I want to spend most of my time and attention today on potential mercury regulations. While today’s hearing is intended to focus on science, I would also like to touch on the impact that potential regulations will have on the economy of my state and the west. As many of you know, western coal differs from other types of coal in several ways. The higher chlorine content in western coal makes it more difficult to remove mercury when burning it. And, while western coal does contain mercury, when it is burned it gives off mercury in the elemental form. It is my understanding that this is not the type of mercury that deposits in the ecosystem to potentially be absorbed by the environment.

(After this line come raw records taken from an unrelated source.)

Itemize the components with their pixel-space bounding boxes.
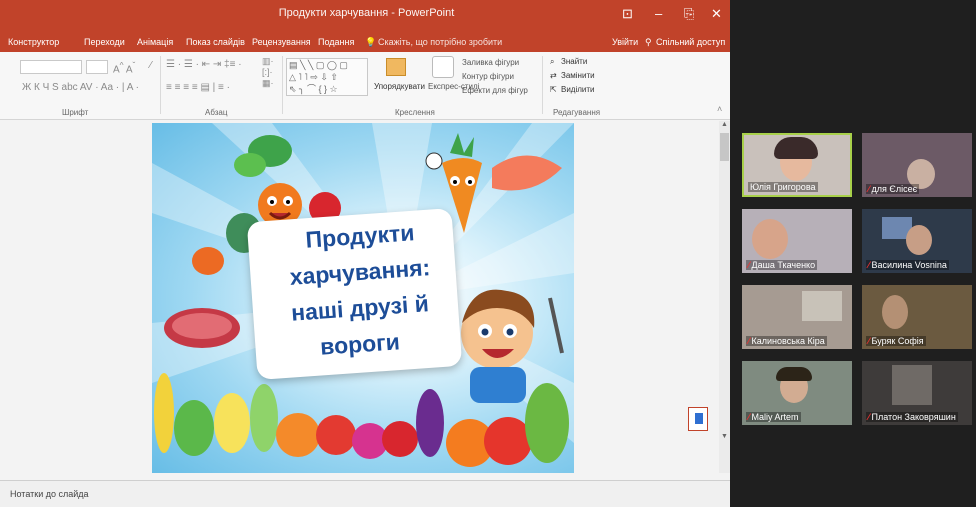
select-button[interactable]: Виділити (561, 85, 595, 94)
find-button[interactable]: Знайти (561, 57, 587, 66)
divider (160, 56, 161, 114)
tab-transitions[interactable]: Переходи (84, 37, 125, 47)
share-icon: ⚲ (645, 37, 652, 47)
scrollbar-thumb[interactable] (720, 133, 729, 161)
participant-name: ⁄ Платон Заковряшин (866, 412, 958, 422)
restore-button[interactable]: ⎘ (684, 6, 694, 22)
drawing-group-label: Креслення (395, 108, 435, 117)
select-icon: ⇱ (550, 85, 557, 94)
shapes-icons[interactable]: ▤ ╲ ╲ ▢ ◯ ▢ △ ˥ ˥ ⇨ ⇩ ⇧ ⇖ ╮ ⌒ { } ☆ (289, 59, 348, 95)
tab-view[interactable]: Подання (318, 37, 354, 47)
background-room (892, 365, 932, 405)
notes-placeholder: Нотатки до слайда (10, 489, 89, 499)
quick-styles-icon[interactable] (432, 56, 454, 78)
participant-name: ⁄ Даша Ткаченко (746, 260, 818, 270)
avatar (882, 295, 908, 329)
muted-mic-icon: ⁄ (748, 336, 750, 346)
muted-mic-icon: ⁄ (868, 184, 870, 194)
participant-tile[interactable]: ⁄ Калиновська Кіра (742, 285, 852, 349)
text-direction-icons[interactable]: ▥· [:]· ▦· (262, 56, 274, 89)
lightbulb-icon: 💡 (365, 37, 377, 47)
participant-tile[interactable]: ⁄ для Єлісеє (862, 133, 972, 197)
arrange-button[interactable]: Упорядкувати (374, 82, 425, 91)
replace-button[interactable]: Замінити (561, 71, 595, 80)
muted-mic-icon: ⁄ (868, 260, 870, 270)
list-icons[interactable]: ☰ · ☰ · ⇤ ⇥ ‡≡ · (166, 59, 242, 70)
tab-review[interactable]: Рецензування (252, 37, 311, 47)
participant-name: ⁄ Буряк Софія (866, 336, 926, 346)
tab-animations[interactable]: Анімація (137, 37, 173, 47)
muted-mic-icon: ⁄ (868, 336, 870, 346)
ribbon-display-icon[interactable]: ⊡ (622, 6, 633, 22)
participant-tile[interactable]: ⁄ Даша Ткаченко (742, 209, 852, 273)
vertical-scrollbar[interactable]: ▲ ▼ (719, 121, 730, 473)
background-wall (802, 291, 842, 321)
share-button[interactable]: Спільний доступ (656, 37, 725, 47)
font-name-box[interactable] (20, 60, 82, 74)
shape-fill-button[interactable]: Заливка фігури (462, 58, 519, 67)
align-icons[interactable]: ≡ ≡ ≡ ≡ ▤ | ≡ · (166, 82, 230, 93)
divider (282, 56, 283, 114)
participant-tile[interactable]: Юлія Григорова (742, 133, 852, 197)
participant-name: ⁄ Калиновська Кіра (746, 336, 827, 346)
notes-pane[interactable]: Нотатки до слайда (0, 480, 733, 507)
bookmark-icon[interactable] (688, 407, 708, 431)
font-grow-icon[interactable]: A^ Aˇ (113, 60, 135, 75)
shape-effects-button[interactable]: Ефекти для фігур (462, 86, 528, 95)
font-size-box[interactable] (86, 60, 108, 74)
participant-tile[interactable]: ⁄ Платон Заковряшин (862, 361, 972, 425)
clear-format-icon[interactable]: ⁄ (150, 60, 152, 71)
avatar (752, 219, 788, 259)
ribbon-tabs: Конструктор Переходи Анімація Показ слай… (0, 32, 733, 52)
shape-outline-button[interactable]: Контур фігури (462, 72, 514, 81)
participant-name: ⁄ для Єлісеє (866, 184, 920, 194)
font-format-icons[interactable]: Ж К Ч S abc AV · Aa · | A · (22, 82, 139, 93)
font-group-label: Шрифт (62, 108, 89, 117)
tab-slideshow[interactable]: Показ слайдів (186, 37, 245, 47)
avatar (906, 225, 932, 255)
paragraph-group-label: Абзац (205, 108, 228, 117)
muted-mic-icon: ⁄ (748, 412, 750, 422)
slide-canvas[interactable]: Продукти харчування: наші друзі й вороги (152, 123, 574, 473)
participant-name: ⁄ Maliy Artem (746, 412, 801, 422)
participant-tile[interactable]: ⁄ Maliy Artem (742, 361, 852, 425)
tell-me-search[interactable]: Скажіть, що потрібно зробити (378, 37, 502, 47)
search-icon: ⌕ (550, 57, 555, 66)
tab-design[interactable]: Конструктор (8, 37, 59, 47)
sign-in-link[interactable]: Увійти (612, 37, 638, 47)
scroll-up-icon[interactable]: ▲ (721, 121, 728, 128)
shapes-gallery[interactable]: ▤ ╲ ╲ ▢ ◯ ▢ △ ˥ ˥ ⇨ ⇩ ⇧ ⇖ ╮ ⌒ { } ☆ (286, 58, 368, 96)
ribbon: A^ Aˇ ⁄ Ж К Ч S abc AV · Aa · | A · Шриф… (0, 52, 733, 120)
editing-group-label: Редагування (553, 108, 601, 117)
close-button[interactable]: ✕ (711, 6, 722, 22)
title-bar: Продукти харчування - PowerPoint ⊡ – ⎘ ✕ (0, 0, 733, 32)
scroll-down-icon[interactable]: ▼ (721, 433, 728, 440)
replace-icon: ⇄ (550, 71, 557, 80)
arrange-icon[interactable] (386, 58, 406, 76)
participant-name: ⁄ Василина Vosnina (866, 260, 949, 270)
muted-mic-icon: ⁄ (868, 412, 870, 422)
collapse-ribbon-icon[interactable]: ˄ (717, 104, 722, 114)
powerpoint-window: Продукти харчування - PowerPoint ⊡ – ⎘ ✕… (0, 0, 733, 507)
participant-tile[interactable]: ⁄ Василина Vosnina (862, 209, 972, 273)
divider (542, 56, 543, 114)
minimize-button[interactable]: – (655, 6, 662, 21)
participant-name: Юлія Григорова (748, 182, 818, 192)
video-call-panel: Юлія Григорова ⁄ для Єлісеє ⁄ Даша Ткаченк… (730, 0, 976, 507)
participant-tile[interactable]: ⁄ Буряк Софія (862, 285, 972, 349)
muted-mic-icon: ⁄ (748, 260, 750, 270)
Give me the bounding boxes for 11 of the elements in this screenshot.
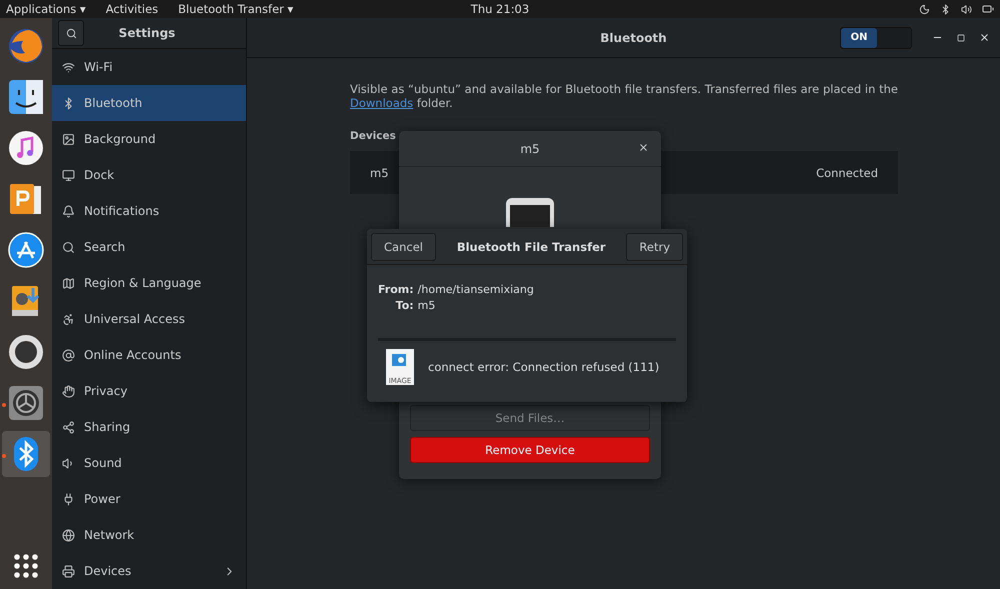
devices-heading: Devices: [350, 130, 397, 142]
error-message: connect error: Connection refused (111): [428, 360, 660, 374]
from-path: /home/tiansemixiang: [418, 283, 535, 296]
from-label: From:: [378, 283, 414, 296]
to-device: m5: [418, 299, 436, 312]
dialog-title: m5: [520, 142, 540, 156]
page-title: Bluetooth: [599, 30, 668, 44]
sidebar-title: Settings: [118, 26, 176, 40]
description-text: Visible as “ubuntu” and available for Bluetooth file transfers. Transferred files are placed in the Downloads folder.: [350, 82, 898, 110]
dialog-title: Bluetooth File Transfer: [456, 240, 607, 254]
to-label: To:: [394, 299, 414, 312]
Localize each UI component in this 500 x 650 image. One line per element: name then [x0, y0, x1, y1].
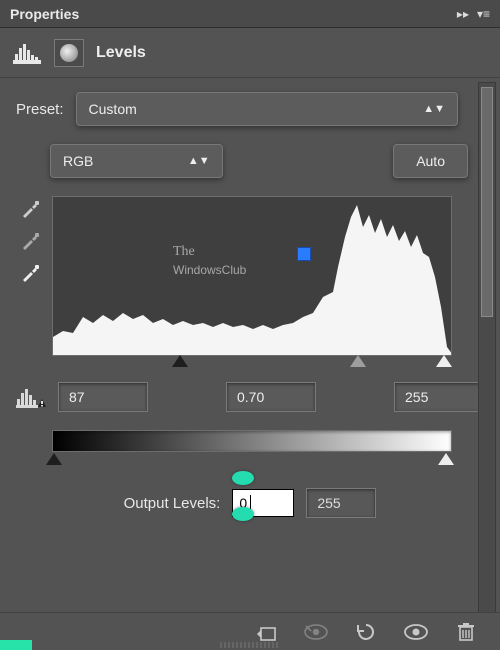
visibility-icon[interactable] — [404, 621, 428, 643]
preset-select[interactable]: Custom ▲▼ — [76, 92, 458, 126]
output-highlight-handle[interactable] — [438, 453, 454, 465]
channel-select[interactable]: RGB ▲▼ — [50, 144, 223, 178]
resize-grip[interactable] — [220, 642, 280, 648]
panel-footer — [0, 612, 500, 650]
chevron-down-icon: ▲▼ — [188, 155, 210, 167]
properties-panel: Properties ▸▸ ▾≡ Levels Preset: — [0, 0, 500, 650]
panel-header-controls: ▸▸ ▾≡ — [457, 7, 490, 21]
adjustment-title: Levels — [96, 44, 146, 62]
white-point-eyedropper-icon[interactable] — [19, 262, 41, 284]
clip-to-layer-icon[interactable] — [254, 621, 278, 643]
output-slider-track[interactable] — [52, 452, 452, 470]
eyedroppers — [16, 196, 44, 356]
levels-warning-icon[interactable] — [16, 385, 48, 409]
preset-label: Preset: — [16, 101, 64, 118]
output-shadow-handle[interactable] — [46, 453, 62, 465]
adjustment-header: Levels — [0, 28, 500, 78]
channel-value: RGB — [63, 153, 93, 169]
black-point-eyedropper-icon[interactable] — [19, 198, 41, 220]
histogram[interactable]: The WindowsClub — [52, 196, 452, 356]
output-levels-label: Output Levels: — [124, 495, 221, 512]
output-low-input[interactable]: 0 — [232, 489, 294, 517]
panel-content: Preset: Custom ▲▼ RGB ▲▼ Auto — [0, 78, 500, 618]
reset-icon[interactable] — [354, 621, 378, 643]
watermark-square — [297, 247, 311, 261]
trash-icon[interactable] — [454, 621, 478, 643]
auto-button-label: Auto — [416, 153, 445, 169]
midtone-input[interactable]: 0.70 — [226, 382, 316, 412]
scrollbar[interactable] — [478, 82, 496, 614]
scrollbar-thumb[interactable] — [481, 87, 493, 317]
midtone-slider-handle[interactable] — [350, 355, 366, 367]
panel-menu-icon[interactable]: ▾≡ — [477, 7, 490, 21]
mask-icon[interactable] — [54, 39, 84, 67]
panel-header: Properties ▸▸ ▾≡ — [0, 0, 500, 28]
gray-point-eyedropper-icon[interactable] — [19, 230, 41, 252]
shadow-input[interactable]: 87 — [58, 382, 148, 412]
output-gradient — [52, 430, 452, 452]
histogram-row: The WindowsClub — [16, 196, 484, 356]
auto-button[interactable]: Auto — [393, 144, 468, 178]
input-slider-track[interactable] — [52, 354, 452, 372]
highlight-slider-handle[interactable] — [436, 355, 452, 367]
output-levels-row: Output Levels: 0 255 — [16, 488, 484, 518]
highlight-input[interactable]: 255 — [394, 382, 484, 412]
shadow-slider-handle[interactable] — [172, 355, 188, 367]
channel-row: RGB ▲▼ Auto — [50, 144, 468, 178]
levels-icon — [12, 39, 42, 67]
input-levels-row: 87 0.70 255 — [16, 382, 484, 412]
view-previous-icon[interactable] — [304, 621, 328, 643]
preset-value: Custom — [89, 101, 137, 117]
watermark-text: The WindowsClub — [173, 243, 246, 279]
output-high-input[interactable]: 255 — [306, 488, 376, 518]
corner-accent — [0, 640, 32, 650]
panel-title: Properties — [10, 6, 457, 22]
collapse-icon[interactable]: ▸▸ — [457, 7, 469, 21]
preset-row: Preset: Custom ▲▼ — [16, 92, 458, 126]
chevron-down-icon: ▲▼ — [423, 103, 445, 115]
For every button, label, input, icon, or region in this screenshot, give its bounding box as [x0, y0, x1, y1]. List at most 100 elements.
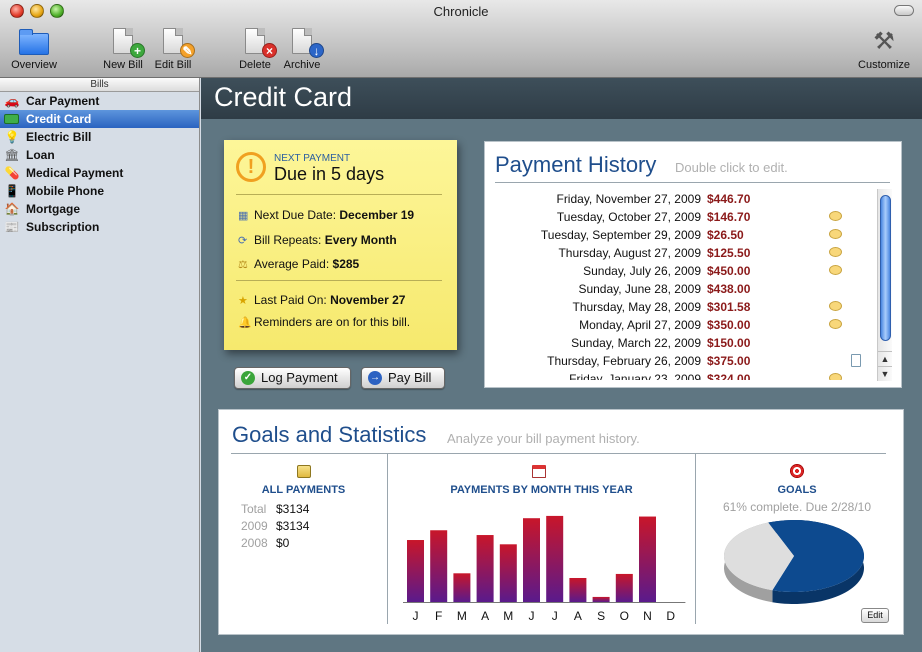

The economies of Colorado, and the entire west, will be impacted by harsh regulations placed on their coal. Economies undoubtedly will be damaged by the decrease in use of coal mined in the West. In addition, while jobs are being lost due to the subsequent inability to fully utilize western coal supplies, if power can no longer be generated by using coal mined in the west, other less efficient coal types will have to be transported across long distances. This additional expenditure will add to the price of electricity generation, driving up electricity costs and further damaging an economy that will already be struggling.

This is why it is so important to me that we be cautious when dealing with situations such as these and why we should place strong emphasis on the use of sound science. Our regulations must be thoughtful reflections of what we know - they should not be reflexive or reactive attempts to legislate a cure before we know what the disease is.

Again, Mr. Chairman, thank you for holding this hearing. I look forward to hearing the witness testimony and discussions to come.